Radikalfänger

 

„Radikalfänger“ ist ein umgangssprachlicher Ausdruck für antioxidativ wirkende Substanzen –  die sog. Antioxidantien.

Antioxidantien (Antioxidationsmittel) sind chemische Verbindungen, die eine Oxidation anderer Substanzen verlangsamt oder gänzlich verhindert. Sie haben eine große physiologische Bedeutung durch ihre Wirkung als Radikalfänger.

Oxidativer Stress entsteht in unserem Körper immer dann, wenn oxidationsfördernde Prozesse gegenüber oxidationshemmenden (antioxidativen) Prozessen überwiegen, also ein Ungleichgewicht besteht. Schädigende Oxidationen werden im menschlichen Organismus meist durch sauerstoffhaltige freie Radikale und andere reaktive Sauerstoffspezies ausgelöst. Reaktionen, bedingt durch freie Radikale, sofern sie nicht durch antioxidative Prozesse gestoppt werden, lösen oxidativen Stress aus und können die Entstehung vieler Krankheiten begünstigen.

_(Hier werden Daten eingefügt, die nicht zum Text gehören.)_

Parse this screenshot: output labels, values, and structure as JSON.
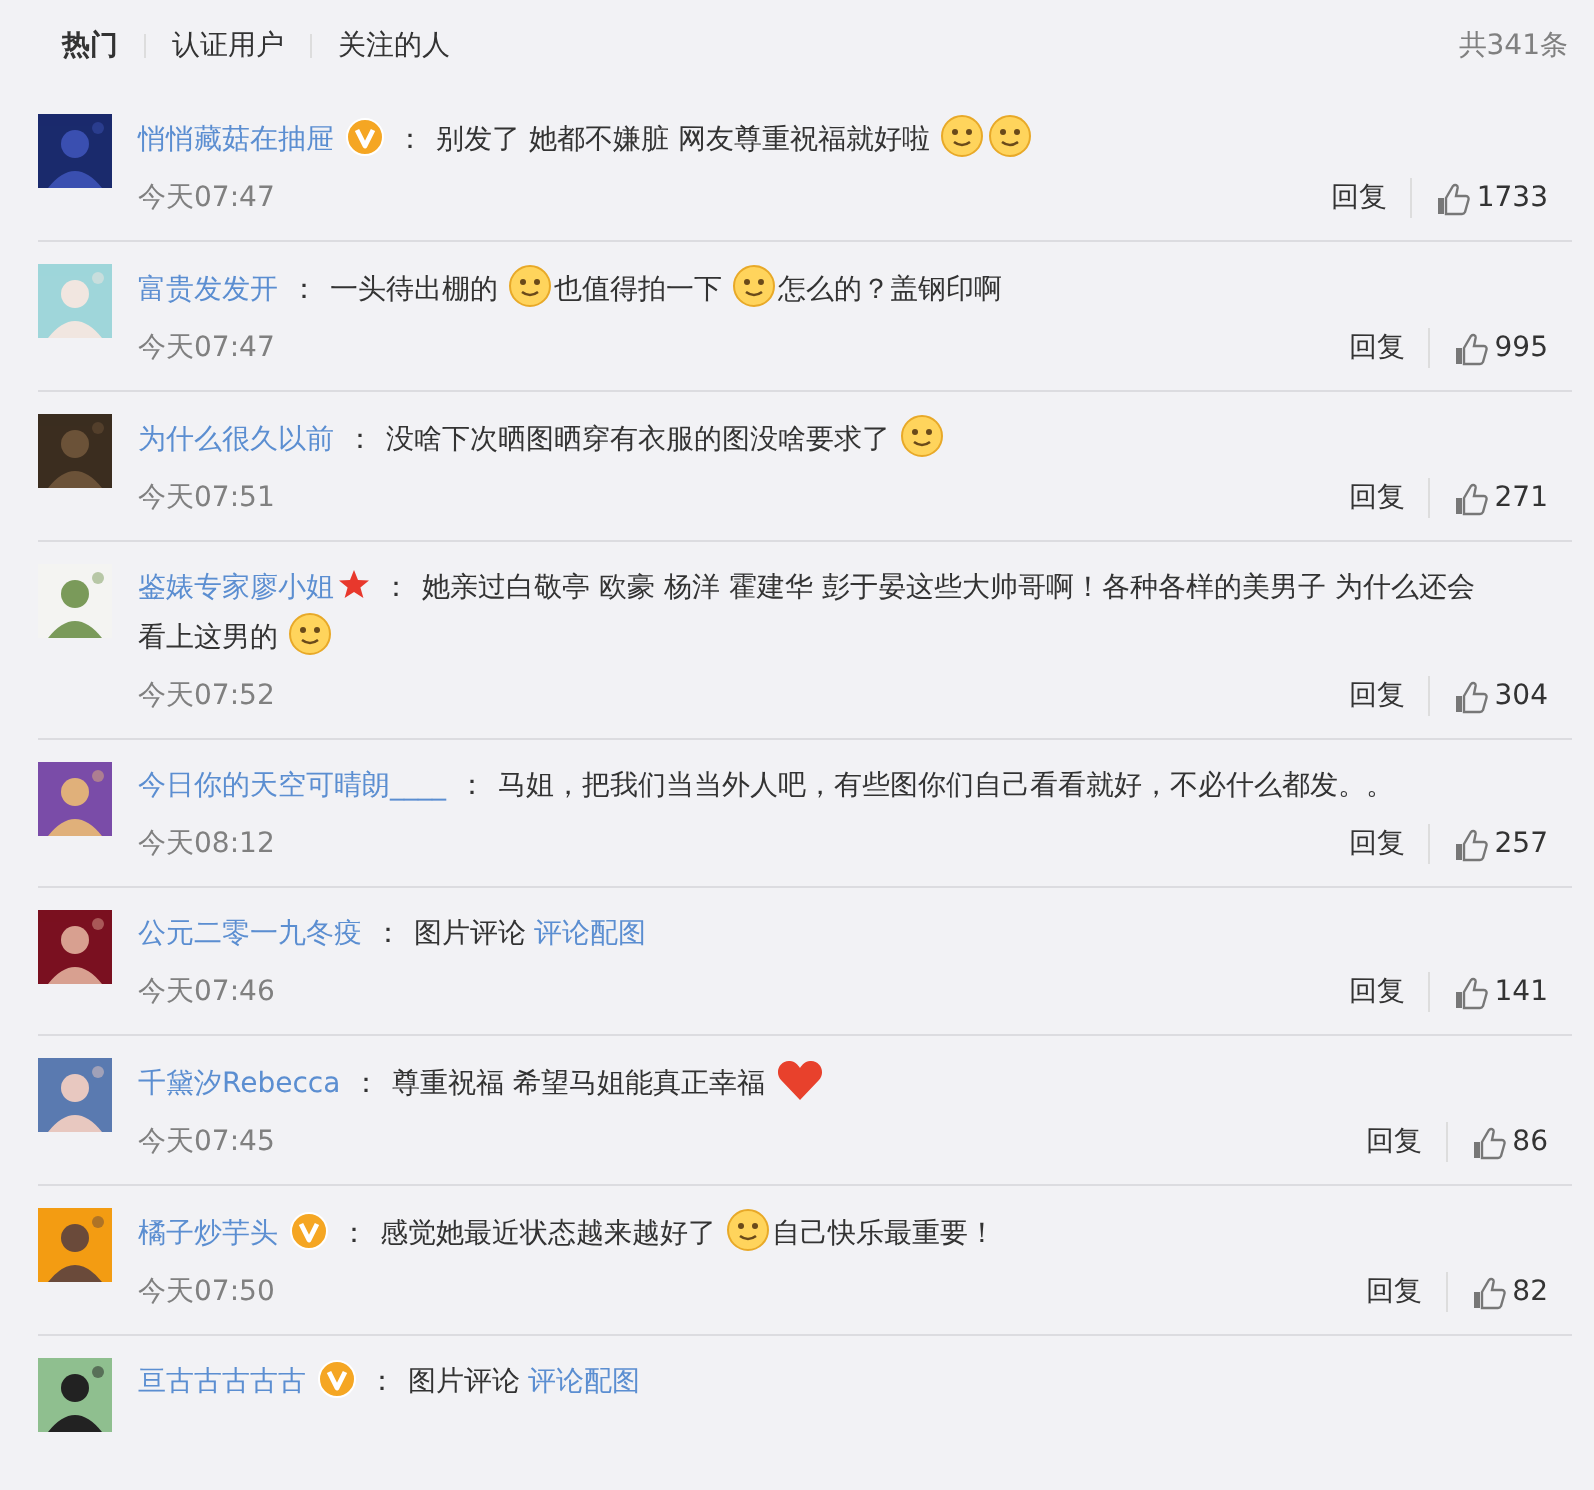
{
  "tabs": [
    {
      "label": "热门",
      "selected": true
    },
    {
      "label": "认证用户",
      "selected": false
    },
    {
      "label": "关注的人",
      "selected": false
    }
  ],
  "total": "共341条",
  "comments": [
    {
      "name": "悄悄藏菇在抽屉",
      "verified": true,
      "colon": "：",
      "content": [
        {
          "kind": "text",
          "text": "别发了 她都不嫌脏 网友尊重祝福就好啦"
        },
        {
          "kind": "emoji"
        },
        {
          "kind": "emoji"
        }
      ],
      "time": "今天07:47",
      "reply": "回复",
      "likes": "1733"
    },
    {
      "name": "富贵发发开",
      "colon": "：",
      "content": [
        {
          "kind": "text",
          "text": "一头待出棚的"
        },
        {
          "kind": "emoji"
        },
        {
          "kind": "text",
          "text": "也值得拍一下"
        },
        {
          "kind": "emoji"
        },
        {
          "kind": "text",
          "text": "怎么的？盖钢印啊"
        }
      ],
      "time": "今天07:47",
      "reply": "回复",
      "likes": "995"
    },
    {
      "name": "为什么很久以前",
      "colon": "：",
      "content": [
        {
          "kind": "text",
          "text": "没啥下次晒图晒穿有衣服的图没啥要求了"
        },
        {
          "kind": "emoji"
        }
      ],
      "time": "今天07:51",
      "reply": "回复",
      "likes": "271"
    },
    {
      "name": "鉴婊专家廖小姐",
      "starred": true,
      "colon": "：",
      "content": [
        {
          "kind": "text",
          "text": "她亲过白敬亭 欧豪 杨洋 霍建华 彭于晏这些大帅哥啊！各种各样的美男子 为什么还会"
        },
        {
          "kind": "text",
          "text": "看上这男的"
        },
        {
          "kind": "emoji"
        }
      ],
      "time": "今天07:52",
      "reply": "回复",
      "likes": "304"
    },
    {
      "name": "今日你的天空可晴朗____",
      "colon": "：",
      "content": [
        {
          "kind": "text",
          "text": "马姐，把我们当当外人吧，有些图你们自己看看就好，不必什么都发。。"
        }
      ],
      "time": "今天08:12",
      "reply": "回复",
      "likes": "257"
    },
    {
      "name": "公元二零一九冬疫",
      "colon": "：",
      "content": [
        {
          "kind": "text",
          "text": "图片评论"
        },
        {
          "kind": "link",
          "text": "评论配图"
        }
      ],
      "time": "今天07:46",
      "reply": "回复",
      "likes": "141"
    },
    {
      "name": "千黛汐Rebecca",
      "colon": "：",
      "content": [
        {
          "kind": "text",
          "text": "尊重祝福 希望马姐能真正幸福"
        },
        {
          "kind": "heart"
        }
      ],
      "time": "今天07:45",
      "reply": "回复",
      "likes": "86"
    },
    {
      "name": "橘子炒芋头",
      "verified": true,
      "colon": "：",
      "content": [
        {
          "kind": "text",
          "text": "感觉她最近状态越来越好了"
        },
        {
          "kind": "emoji"
        },
        {
          "kind": "text",
          "text": "自己快乐最重要！"
        }
      ],
      "time": "今天07:50",
      "reply": "回复",
      "likes": "82"
    },
    {
      "name": "亘古古古古古",
      "verified": true,
      "colon": "：",
      "content": [
        {
          "kind": "text",
          "text": "图片评论"
        },
        {
          "kind": "link",
          "text": "评论配图"
        }
      ]
    }
  ]
}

Der menschliche Körper verfügt über bestimmte Mechanismen und Substanzen, die oxidative Prozesse abmildern oder gar ganz verhindern können – die Antioxidantien. Hierbei werden enzymatische und nicht enzymatische antioxidative Systeme unterschieden. Zu den nicht enzymatischen Antioxidantien zählen die Vitamine E, C und das ß-Carotin. Zudem das im menschlichen Stoffwechsel gebildete Glutathion, das Coenzym Q10 als auch die Harnsäure. Viele Verbindungen aus der großen Gruppe der sekundären Pflanzenstoffe können ebenfalls zu den Antioxidantien gezählt werden, insbesondere solche mit einer phenolischen Grundstruktur.

Zu den enzymatischen Antioxidantien gehören die Enzyme Superoxiddismutase, die Katalase und Glutathionperoxidase. Damit diese Enzymsysteme ihre Aufgaben auch wirklich erfüllen können, sind sie auf die regelmäßige Zufuhr bestimmte Mikronährstoffe angewiesen. Kupfer, Zink, Selen spielen hierbei die bedeutendsten Rollen. Deshalb werden diese Spurenelemente auch zu den antioxidativ wirksamen Substanzen gezählt.